Jaczko's comments came on the second day of congressional hearings into his behavior as leader of the 4,000-employee agency, which oversees safety at the nation's 104 commercial nuclear reactors.
The four other members of the commission have described him as an intimidating bully whose actions could compromise nuclear safety. The two Democratic and two Republican commissioners wrote the White House to express "grave concerns" about Jaczko's actions, which they said created a "chilled work environment."
Their letter Oct. 13 stopped short of calling for Jaczko to resign but said he "intimidated and bullied" senior career staff, ordered workers to withhold information and ignored the will of the commission's majority.
The commissioners _ Democrats William Magwood and George Apostolakis and Republicans Kristine Svinicki and William Ostendorff _ told Congress that women at the NRC felt particularly intimidated by Jaczko.
Jaczko, 41, has led the commission since May 2009 and was an aide to Senate Majority Leader Harry Reid, D-Nev.
Magwood told House lawmakers on Wednesday that Jaczko had bullied and belittled at least three female staff members, one of whom told Magwood she was "humiliated" by what Magwood called a "raging verbal assault."
Jaczko told senators that he was "shocked and I have to say I was mortified when I heard those statements."
Svinicki, the only female commissioner, told House investigators that she was so uncomfortable around Jaczko that she asked her chief of staff to "keep watch" over a private meeting with the chairman in Svinicki's office.
Jaczko said Thursday that at times he can "be passionate, be intense in my questioning" of colleagues and staff members. "And if that has ever, ever led to an emotional reaction by somebody, I would want to know that and I would address it immediately."
Sen. Barbara Boxer, chairwoman of the Senate Environment and Public Works Committee, said the allegations against Jaczko were unfounded and unfair.
Boxer said Wednesday's GOP-led House oversight hearing on Jaczko's behavior amounted to little more than a "witch hunt" that "attempted to assassinate the character of a dedicated public servant."
"Frankly, I was shocked and appalled," said Boxer, D-Calif.

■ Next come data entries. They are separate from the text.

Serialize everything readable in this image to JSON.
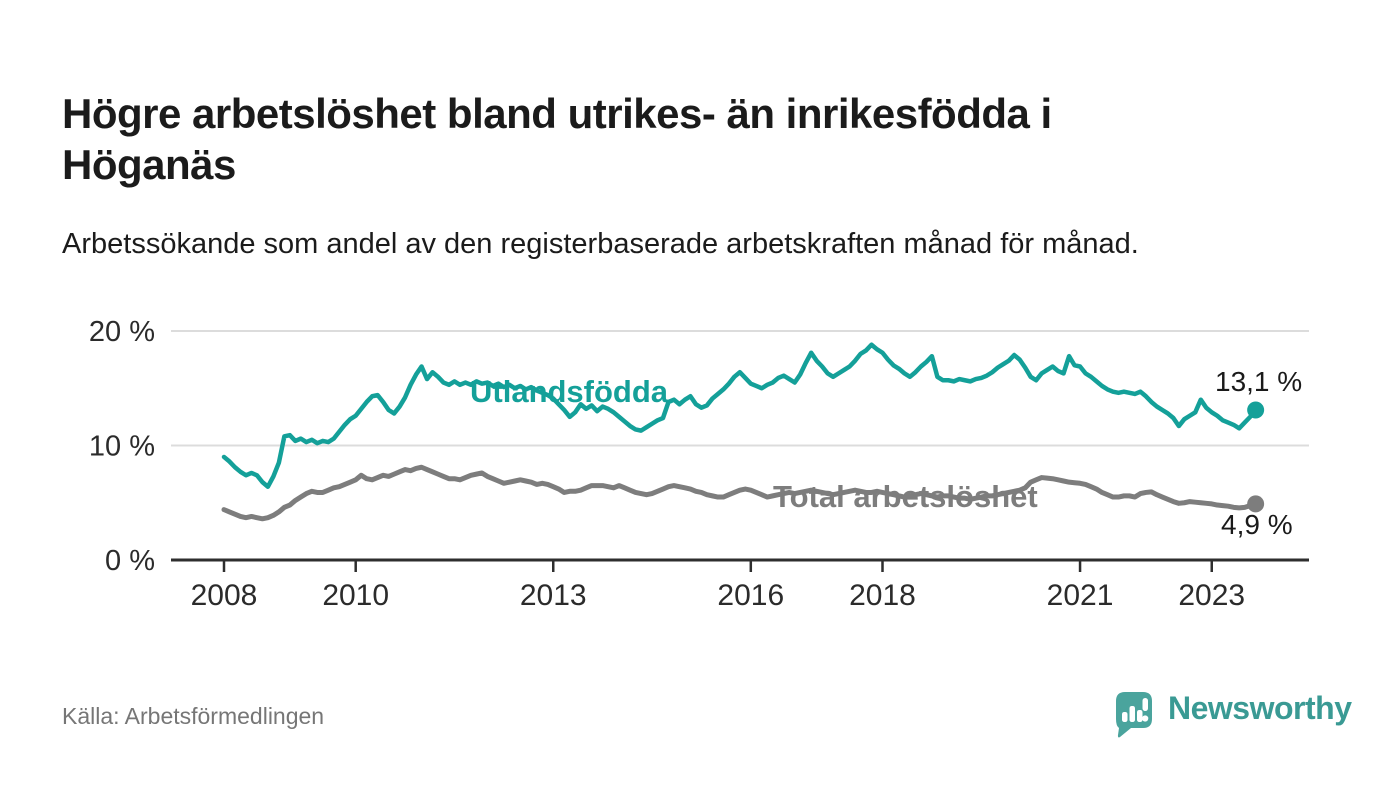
{
  "header": {
    "title": "Högre arbetslöshet bland utrikes- än inrikesfödda i Höganäs",
    "subtitle": "Arbetssökande som andel av den registerbaserade arbetskraften månad för månad."
  },
  "source": {
    "label": "Källa: Arbetsförmedlingen"
  },
  "branding": {
    "name": "Newsworthy",
    "icon": "newsworthy-speech-bubble-chart-icon",
    "icon_color": "#4aa49d",
    "text_color": "#3a9a94"
  },
  "chart_data": {
    "type": "line",
    "title": "Högre arbetslöshet bland utrikes- än inrikesfödda i Höganäs",
    "subtitle": "Arbetssökande som andel av den registerbaserade arbetskraften månad för månad.",
    "xlabel": "",
    "ylabel": "",
    "x_start_year": 2008,
    "x_step_months": 1,
    "x_end": "2023-09",
    "ylim": [
      0,
      21
    ],
    "grid": "horizontal",
    "y_ticks": [
      {
        "value": 0,
        "label": "0 %"
      },
      {
        "value": 10,
        "label": "10 %"
      },
      {
        "value": 20,
        "label": "20 %"
      }
    ],
    "x_ticks": [
      {
        "value": 2008,
        "label": "2008"
      },
      {
        "value": 2010,
        "label": "2010"
      },
      {
        "value": 2013,
        "label": "2013"
      },
      {
        "value": 2016,
        "label": "2016"
      },
      {
        "value": 2018,
        "label": "2018"
      },
      {
        "value": 2021,
        "label": "2021"
      },
      {
        "value": 2023,
        "label": "2023"
      }
    ],
    "series": [
      {
        "name": "Utlandsfödda",
        "color": "#14a099",
        "end_label": "13,1 %",
        "end_value": 13.1,
        "values": [
          9.0,
          8.6,
          8.1,
          7.7,
          7.4,
          7.6,
          7.4,
          6.8,
          6.4,
          7.3,
          8.5,
          10.8,
          10.9,
          10.4,
          10.6,
          10.3,
          10.5,
          10.2,
          10.4,
          10.3,
          10.6,
          11.2,
          11.8,
          12.3,
          12.6,
          13.2,
          13.8,
          14.3,
          14.4,
          13.8,
          13.1,
          12.8,
          13.4,
          14.2,
          15.3,
          16.2,
          16.9,
          15.8,
          16.4,
          16.0,
          15.5,
          15.3,
          15.6,
          15.3,
          15.5,
          15.3,
          15.6,
          15.4,
          15.5,
          15.2,
          15.4,
          15.1,
          15.3,
          15.0,
          15.2,
          14.9,
          15.1,
          14.8,
          14.6,
          14.4,
          14.1,
          13.6,
          13.1,
          12.5,
          12.9,
          13.6,
          13.2,
          13.5,
          13.0,
          13.4,
          13.2,
          12.9,
          12.5,
          12.1,
          11.7,
          11.4,
          11.3,
          11.6,
          11.9,
          12.2,
          12.4,
          13.8,
          14.0,
          13.6,
          14.0,
          14.3,
          13.6,
          13.3,
          13.5,
          14.1,
          14.5,
          14.9,
          15.4,
          16.0,
          16.4,
          15.9,
          15.4,
          15.2,
          15.0,
          15.3,
          15.5,
          15.9,
          16.1,
          15.8,
          15.5,
          16.2,
          17.2,
          18.1,
          17.4,
          16.9,
          16.3,
          16.0,
          16.3,
          16.6,
          16.9,
          17.4,
          18.0,
          18.3,
          18.8,
          18.4,
          18.1,
          17.5,
          17.0,
          16.7,
          16.3,
          16.0,
          16.4,
          16.9,
          17.3,
          17.8,
          16.0,
          15.7,
          15.7,
          15.6,
          15.8,
          15.7,
          15.6,
          15.8,
          15.9,
          16.1,
          16.4,
          16.8,
          17.1,
          17.4,
          17.9,
          17.5,
          16.8,
          16.0,
          15.7,
          16.3,
          16.6,
          16.9,
          16.5,
          16.3,
          17.8,
          17.0,
          16.9,
          16.3,
          16.0,
          15.6,
          15.2,
          14.9,
          14.7,
          14.6,
          14.7,
          14.6,
          14.5,
          14.7,
          14.3,
          13.8,
          13.4,
          13.1,
          12.8,
          12.4,
          11.7,
          12.3,
          12.6,
          12.9,
          14.0,
          13.3,
          12.9,
          12.6,
          12.2,
          12.0,
          11.8,
          11.5,
          12.0,
          12.5,
          13.1
        ]
      },
      {
        "name": "Total arbetslöshet",
        "color": "#7d7d7d",
        "end_label": "4,9 %",
        "end_value": 4.9,
        "values": [
          4.4,
          4.2,
          4.0,
          3.8,
          3.7,
          3.8,
          3.7,
          3.6,
          3.7,
          3.9,
          4.2,
          4.6,
          4.8,
          5.2,
          5.5,
          5.8,
          6.0,
          5.9,
          5.9,
          6.1,
          6.3,
          6.4,
          6.6,
          6.8,
          7.0,
          7.4,
          7.1,
          7.0,
          7.2,
          7.4,
          7.3,
          7.5,
          7.7,
          7.9,
          7.8,
          8.0,
          8.1,
          7.9,
          7.7,
          7.5,
          7.3,
          7.1,
          7.1,
          7.0,
          7.2,
          7.4,
          7.5,
          7.6,
          7.3,
          7.1,
          6.9,
          6.7,
          6.8,
          6.9,
          7.0,
          6.9,
          6.8,
          6.6,
          6.7,
          6.6,
          6.4,
          6.2,
          5.9,
          6.0,
          6.0,
          6.1,
          6.3,
          6.5,
          6.5,
          6.5,
          6.4,
          6.3,
          6.5,
          6.3,
          6.1,
          5.9,
          5.8,
          5.7,
          5.8,
          6.0,
          6.2,
          6.4,
          6.5,
          6.4,
          6.3,
          6.2,
          6.0,
          5.9,
          5.7,
          5.6,
          5.5,
          5.5,
          5.7,
          5.9,
          6.1,
          6.2,
          6.1,
          5.9,
          5.7,
          5.5,
          5.6,
          5.7,
          5.8,
          5.9,
          5.8,
          5.9,
          6.0,
          6.1,
          6.0,
          5.9,
          5.8,
          5.7,
          5.8,
          5.9,
          6.0,
          6.1,
          6.0,
          5.9,
          5.9,
          6.0,
          5.9,
          5.8,
          5.7,
          5.6,
          5.5,
          5.6,
          5.7,
          5.8,
          5.7,
          5.6,
          5.5,
          5.6,
          5.6,
          5.5,
          5.4,
          5.4,
          5.3,
          5.4,
          5.5,
          5.6,
          5.6,
          5.7,
          5.8,
          5.9,
          6.0,
          6.1,
          6.3,
          6.8,
          7.0,
          7.2,
          7.15,
          7.1,
          7.0,
          6.9,
          6.8,
          6.75,
          6.7,
          6.6,
          6.4,
          6.2,
          5.9,
          5.7,
          5.5,
          5.5,
          5.6,
          5.6,
          5.5,
          5.8,
          5.9,
          5.95,
          5.7,
          5.5,
          5.3,
          5.1,
          4.95,
          5.0,
          5.1,
          5.05,
          5.0,
          4.95,
          4.9,
          4.8,
          4.75,
          4.7,
          4.6,
          4.55,
          4.6,
          4.75,
          4.9
        ]
      }
    ],
    "style": {
      "grid_color": "#dcdcdc",
      "axis_color": "#2e2e2e",
      "tick_label_color": "#2b2b2b"
    }
  }
}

Boxer said she asked committee staff to investigate whether Jaczko had mistreated women. The staff reported that a woman at the agency told them that Jaczko was "the most fair person" she had ever met, Boxer said.

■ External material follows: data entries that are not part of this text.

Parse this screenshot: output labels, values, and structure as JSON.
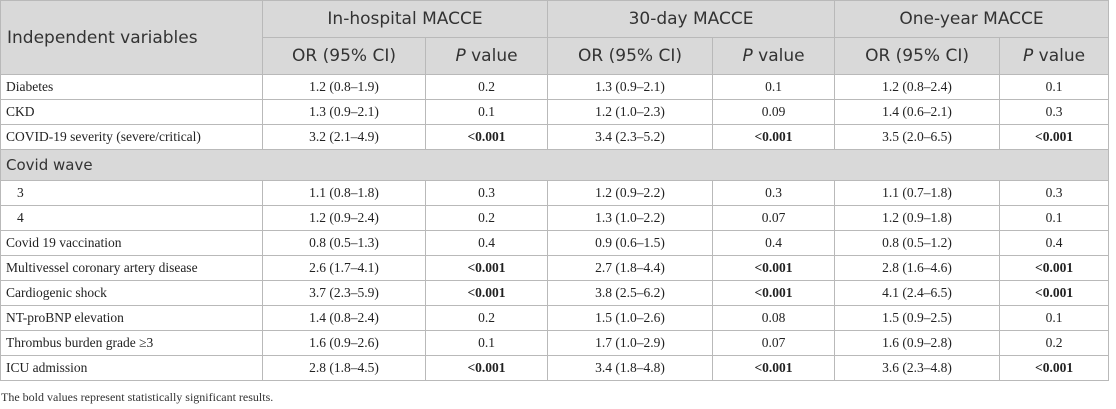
{
  "header": {
    "independent_variables": "Independent variables",
    "groups": [
      "In-hospital MACCE",
      "30-day MACCE",
      "One-year MACCE"
    ],
    "or_label": "OR (95% CI)",
    "p_italic": "P",
    "p_rest": " value"
  },
  "rows": [
    {
      "type": "row",
      "label": "Diabetes",
      "sub": false,
      "cells": [
        {
          "v": "1.2 (0.8–1.9)",
          "b": false
        },
        {
          "v": "0.2",
          "b": false
        },
        {
          "v": "1.3 (0.9–2.1)",
          "b": false
        },
        {
          "v": "0.1",
          "b": false
        },
        {
          "v": "1.2 (0.8–2.4)",
          "b": false
        },
        {
          "v": "0.1",
          "b": false
        }
      ]
    },
    {
      "type": "row",
      "label": "CKD",
      "sub": false,
      "cells": [
        {
          "v": "1.3 (0.9–2.1)",
          "b": false
        },
        {
          "v": "0.1",
          "b": false
        },
        {
          "v": "1.2 (1.0–2.3)",
          "b": false
        },
        {
          "v": "0.09",
          "b": false
        },
        {
          "v": "1.4 (0.6–2.1)",
          "b": false
        },
        {
          "v": "0.3",
          "b": false
        }
      ]
    },
    {
      "type": "row",
      "label": "COVID-19 severity (severe/critical)",
      "sub": false,
      "cells": [
        {
          "v": "3.2 (2.1–4.9)",
          "b": false
        },
        {
          "v": "<0.001",
          "b": true
        },
        {
          "v": "3.4 (2.3–5.2)",
          "b": false
        },
        {
          "v": "<0.001",
          "b": true
        },
        {
          "v": "3.5 (2.0–6.5)",
          "b": false
        },
        {
          "v": "<0.001",
          "b": true
        }
      ]
    },
    {
      "type": "section",
      "label": "Covid wave"
    },
    {
      "type": "row",
      "label": "3",
      "sub": true,
      "cells": [
        {
          "v": "1.1 (0.8–1.8)",
          "b": false
        },
        {
          "v": "0.3",
          "b": false
        },
        {
          "v": "1.2 (0.9–2.2)",
          "b": false
        },
        {
          "v": "0.3",
          "b": false
        },
        {
          "v": "1.1 (0.7–1.8)",
          "b": false
        },
        {
          "v": "0.3",
          "b": false
        }
      ]
    },
    {
      "type": "row",
      "label": "4",
      "sub": true,
      "cells": [
        {
          "v": "1.2 (0.9–2.4)",
          "b": false
        },
        {
          "v": "0.2",
          "b": false
        },
        {
          "v": "1.3 (1.0–2.2)",
          "b": false
        },
        {
          "v": "0.07",
          "b": false
        },
        {
          "v": "1.2 (0.9–1.8)",
          "b": false
        },
        {
          "v": "0.1",
          "b": false
        }
      ]
    },
    {
      "type": "row",
      "label": "Covid 19 vaccination",
      "sub": false,
      "cells": [
        {
          "v": "0.8 (0.5–1.3)",
          "b": false
        },
        {
          "v": "0.4",
          "b": false
        },
        {
          "v": "0.9 (0.6–1.5)",
          "b": false
        },
        {
          "v": "0.4",
          "b": false
        },
        {
          "v": "0.8 (0.5–1.2)",
          "b": false
        },
        {
          "v": "0.4",
          "b": false
        }
      ]
    },
    {
      "type": "row",
      "label": "Multivessel coronary artery disease",
      "sub": false,
      "cells": [
        {
          "v": "2.6 (1.7–4.1)",
          "b": false
        },
        {
          "v": "<0.001",
          "b": true
        },
        {
          "v": "2.7 (1.8–4.4)",
          "b": false
        },
        {
          "v": "<0.001",
          "b": true
        },
        {
          "v": "2.8 (1.6–4.6)",
          "b": false
        },
        {
          "v": "<0.001",
          "b": true
        }
      ]
    },
    {
      "type": "row",
      "label": "Cardiogenic shock",
      "sub": false,
      "cells": [
        {
          "v": "3.7 (2.3–5.9)",
          "b": false
        },
        {
          "v": "<0.001",
          "b": true
        },
        {
          "v": "3.8 (2.5–6.2)",
          "b": false
        },
        {
          "v": "<0.001",
          "b": true
        },
        {
          "v": "4.1 (2.4–6.5)",
          "b": false
        },
        {
          "v": "<0.001",
          "b": true
        }
      ]
    },
    {
      "type": "row",
      "label": "NT-proBNP elevation",
      "sub": false,
      "cells": [
        {
          "v": "1.4 (0.8–2.4)",
          "b": false
        },
        {
          "v": "0.2",
          "b": false
        },
        {
          "v": "1.5 (1.0–2.6)",
          "b": false
        },
        {
          "v": "0.08",
          "b": false
        },
        {
          "v": "1.5 (0.9–2.5)",
          "b": false
        },
        {
          "v": "0.1",
          "b": false
        }
      ]
    },
    {
      "type": "row",
      "label": "Thrombus burden grade ≥3",
      "sub": false,
      "cells": [
        {
          "v": "1.6 (0.9–2.6)",
          "b": false
        },
        {
          "v": "0.1",
          "b": false
        },
        {
          "v": "1.7 (1.0–2.9)",
          "b": false
        },
        {
          "v": "0.07",
          "b": false
        },
        {
          "v": "1.6 (0.9–2.8)",
          "b": false
        },
        {
          "v": "0.2",
          "b": false
        }
      ]
    },
    {
      "type": "row",
      "label": "ICU admission",
      "sub": false,
      "cells": [
        {
          "v": "2.8 (1.8–4.5)",
          "b": false
        },
        {
          "v": "<0.001",
          "b": true
        },
        {
          "v": "3.4 (1.8–4.8)",
          "b": false
        },
        {
          "v": "<0.001",
          "b": true
        },
        {
          "v": "3.6 (2.3–4.8)",
          "b": false
        },
        {
          "v": "<0.001",
          "b": true
        }
      ]
    }
  ],
  "footnote": "The bold values represent statistically significant results."
}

Boxer called Jaczko a "proven leader" who has advanced important safety reforms at the commission. She accused the other four NRC commissioners of "slow-walking needed reforms" prompted by the nuclear crisis in Japan.
"I think this all about safety, dressed up as something else," Boxer said.

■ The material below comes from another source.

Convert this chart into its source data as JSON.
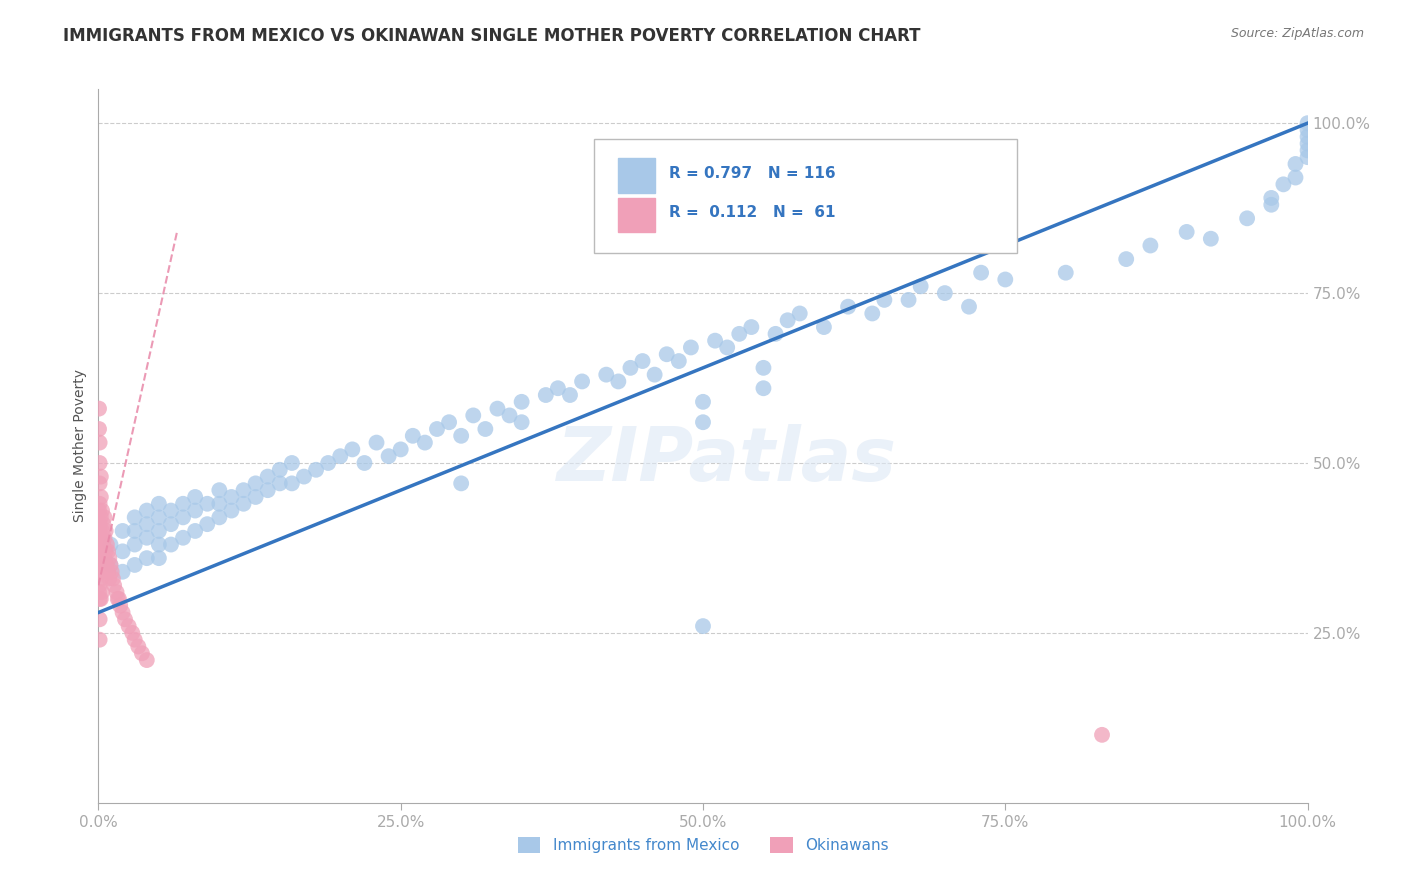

Sen. James Inhofe of Oklahoma, the top Republican on the Senate committee, said Boxer was engaging in the same kind of character assassination she was complaining about.
"I stand by the four commissioners, who have put NRC's mission of safety ahead of all else, and admire their courage and integrity," Inhofe said.
NRC commissioners called Boxer's accusations offensive and inaccurate and said the main issue was Jaczko's behavior.
"The chairman's continued outbursts of abusive rage" directed at NRC staffers and fellow commissioners, including her, were unacceptable, said Svinicki. She and other commissioners blamed Jaczko for what they said was an increasingly tense and unsettled work environment at the NRC.
Jaczko denied wrongdoing but said he has suggested the commissioners talk to a "trusted third party" to improve communications.
White House chief of staff Bill Daley said this week that problems at the NRC stem from the commission's "strong chairman" structure, in which the leader of the five-member panel has far greater powers than the remaining four commissioners.